Enid went to Sunday School at Coleshill Baptist Chapel, a Methodist church, which was on Barracks Hill rather than to All Saints Church. She remembers going to some services in the chapel when she was virtually the only child there and some of the adults 'pointed at her' because she was on her own; she had gone out of curiosity and because it was 'something to do' as the village was 'so quiet'. Mrs Bates, a relative, used to play the organ and seemed to organise the activities there. In 'A History of Coleshill', it says - Mrs A. Bates secretary, as her father had been forty years before'. Apparently the Carter family [Daisy, Eric and Mary] also went there. Apparently the chapel did much better outings and Enid remembers going to Burnham Beeches on one.

In terms of village life, Enid has several memories. There was the village store and post office opposite the pond, the common, the clay pits, the village hall, the farms and the blacksmith's. She recalls horses going into the pond. The pond froze over during some winters and although she did not have any skates, Enid would go on the ice to play and slide. She refers to one of the farms as 'Nell's farm' as Ellen Jevam was related to the farmers who had the farm near Barracks Hill. The other farm that she remembers most is the one by the windmill. John would go and help out at haymaking time. The two farms delivered milk in churns and they would use a 'dipper' to transfer it to a jug which was then put in the safe in the larder. David Pusey/Pursey did one milk round. A baker's van also came to the village and Enid remembers the hot cross buns that she had.

For most of her childhood, Enid's life was spent in and around the village and she only occasionally went elsewhere; she does remember going to the shops in Chesham on the bus - perhaps to Paterson's for clothes. She also recalls shops in Amersham such as Snell's bakery in Whielden Street and Renshaws in Station Road which sold underwear and you could buy things on the 'never never'. Pam Appleby recounts how the traders came to the village - the Puseys, Renshaws and Haddon's, the coal merchant. Also, the doctors' surgery was in Old Amersham and their family doctors were Dr Henderson and Dr Green.

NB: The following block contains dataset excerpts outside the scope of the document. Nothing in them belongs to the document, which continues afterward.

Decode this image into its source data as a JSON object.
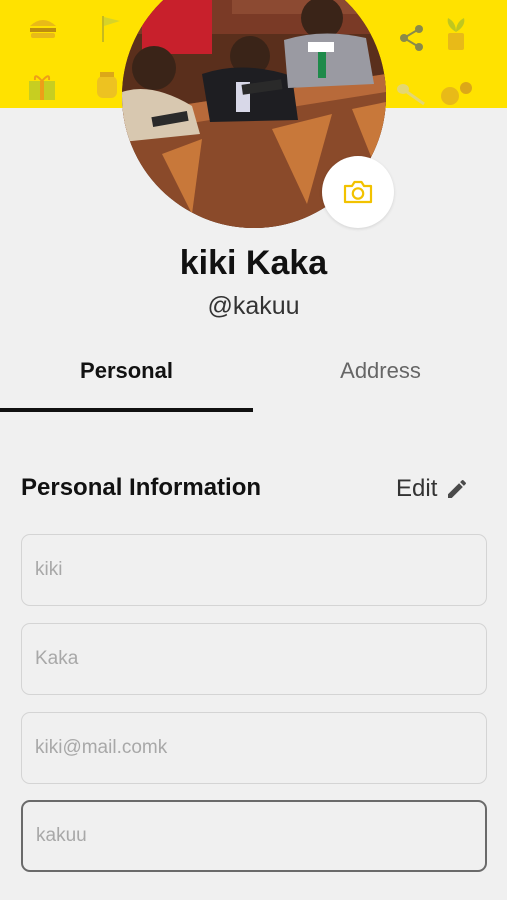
{
  "profile": {
    "full_name": "kiki Kaka",
    "username": "@kakuu"
  },
  "tabs": [
    {
      "label": "Personal",
      "active": true
    },
    {
      "label": "Address",
      "active": false
    }
  ],
  "section": {
    "title": "Personal Information",
    "edit_label": "Edit"
  },
  "fields": [
    {
      "value": "kiki"
    },
    {
      "value": "Kaka"
    },
    {
      "value": "kiki@mail.comk"
    },
    {
      "value": "kakuu"
    }
  ],
  "colors": {
    "cover": "#ffe200",
    "background": "#f0f0f0",
    "camera_icon": "#f2c200"
  },
  "icons": [
    "share-icon",
    "camera-icon",
    "pencil-icon"
  ]
}
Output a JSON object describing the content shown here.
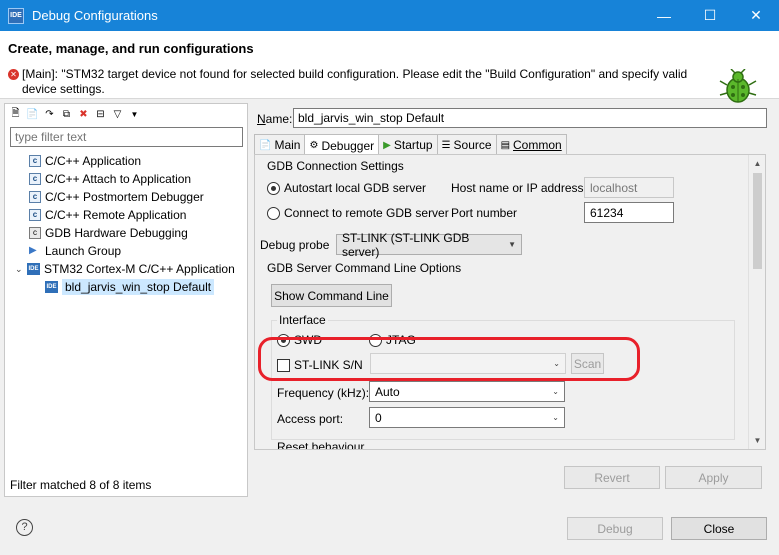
{
  "window": {
    "title": "Debug Configurations",
    "app_icon_label": "IDE"
  },
  "header": {
    "title": "Create, manage, and run configurations",
    "error_message": "[Main]: \"STM32 target device not found for selected build configuration. Please edit the \"Build Configuration\" and specify valid device settings."
  },
  "left": {
    "filter_placeholder": "type filter text",
    "tree": [
      {
        "label": "C/C++ Application",
        "icon": "c-app-icon"
      },
      {
        "label": "C/C++ Attach to Application",
        "icon": "c-attach-icon"
      },
      {
        "label": "C/C++ Postmortem Debugger",
        "icon": "c-postmortem-icon"
      },
      {
        "label": "C/C++ Remote Application",
        "icon": "c-remote-icon"
      },
      {
        "label": "GDB Hardware Debugging",
        "icon": "gdb-hw-icon"
      },
      {
        "label": "Launch Group",
        "icon": "launch-group-icon"
      },
      {
        "label": "STM32 Cortex-M C/C++ Application",
        "icon": "stm32-icon"
      },
      {
        "label": "bld_jarvis_win_stop Default",
        "icon": "ide-config-icon"
      }
    ],
    "status": "Filter matched 8 of 8 items"
  },
  "right": {
    "name_label": "Name:",
    "name_value": "bld_jarvis_win_stop Default",
    "tabs": [
      "Main",
      "Debugger",
      "Startup",
      "Source",
      "Common"
    ],
    "active_tab": "Debugger",
    "gdb_group_title": "GDB Connection Settings",
    "autostart_label": "Autostart local GDB server",
    "remote_label": "Connect to remote GDB server",
    "host_label": "Host name or IP address",
    "host_value": "localhost",
    "port_label": "Port number",
    "port_value": "61234",
    "probe_label": "Debug probe",
    "probe_value": "ST-LINK (ST-LINK GDB server)",
    "server_options_title": "GDB Server Command Line Options",
    "show_cmd_label": "Show Command Line",
    "interface_title": "Interface",
    "swd_label": "SWD",
    "jtag_label": "JTAG",
    "stlink_sn_label": "ST-LINK S/N",
    "scan_label": "Scan",
    "freq_label": "Frequency (kHz):",
    "freq_value": "Auto",
    "access_label": "Access port:",
    "access_value": "0",
    "reset_title": "Reset behaviour",
    "revert_label": "Revert",
    "apply_label": "Apply"
  },
  "footer": {
    "debug_label": "Debug",
    "close_label": "Close"
  },
  "colors": {
    "titlebar": "#1783d8",
    "highlight": "#e8202a",
    "selection": "#cce8ff"
  }
}
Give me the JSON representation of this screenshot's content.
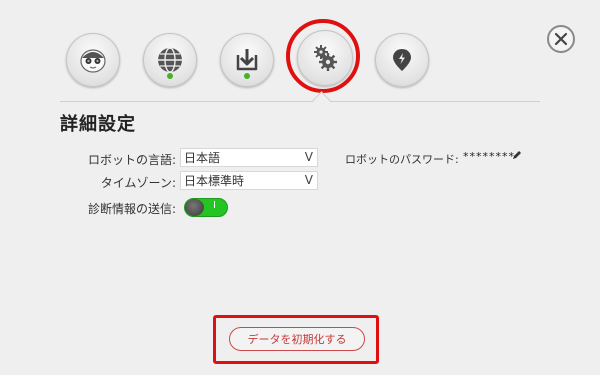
{
  "nav": {
    "items": [
      {
        "name": "robot-face",
        "icon": "robot-face-icon",
        "active": false,
        "status_dot": false
      },
      {
        "name": "network",
        "icon": "globe-icon",
        "active": false,
        "status_dot": true
      },
      {
        "name": "update",
        "icon": "download-icon",
        "active": false,
        "status_dot": true
      },
      {
        "name": "settings",
        "icon": "gears-icon",
        "active": true,
        "status_dot": false
      },
      {
        "name": "location",
        "icon": "location-pin-icon",
        "active": false,
        "status_dot": false
      }
    ],
    "close_icon": "close-icon"
  },
  "settings": {
    "title": "詳細設定",
    "language_label": "ロボットの言語:",
    "language_value": "日本語",
    "timezone_label": "タイムゾーン:",
    "timezone_value": "日本標準時",
    "diagnostics_label": "診断情報の送信:",
    "diagnostics_enabled": true,
    "diagnostics_toggle_mark": "I",
    "password_label": "ロボットのパスワード:",
    "password_value": "********",
    "dropdown_chevron": "V"
  },
  "actions": {
    "reset_label": "データを初期化する"
  },
  "colors": {
    "background": "#efefef",
    "highlight": "#e01010",
    "status_green": "#4caf2a",
    "toggle_on": "#24c424",
    "reset_text": "#c23a3a"
  }
}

During the war, things changed although not as much as elsewhere. They had doodlebugs, with their distinctive noise, that went over the village. There were evacuees who joined the school and the school routines had to change to accommodate the newcomers. For example, they had nature lessons outside of the classrooms to free up some space.

The Wilkins family, however, decided to leave the village around 1938/1939 as Frank wanted to move to a home nearer his work at the GPO in Amersham-on-the Hill; in the winter, her was tired of slipping and sliding down the fields and roads to reach the depot. John was working in Amersham by then but Enid was still at school and it was decided that she would continue going to Coleshill to complete her education so she would cycle from Weller Road to Coleshill each day. However, she eventually suffered from problems with her feet and had to leave Coleshill School and go to St George's School at Black Horse Bridge, Amersham Common.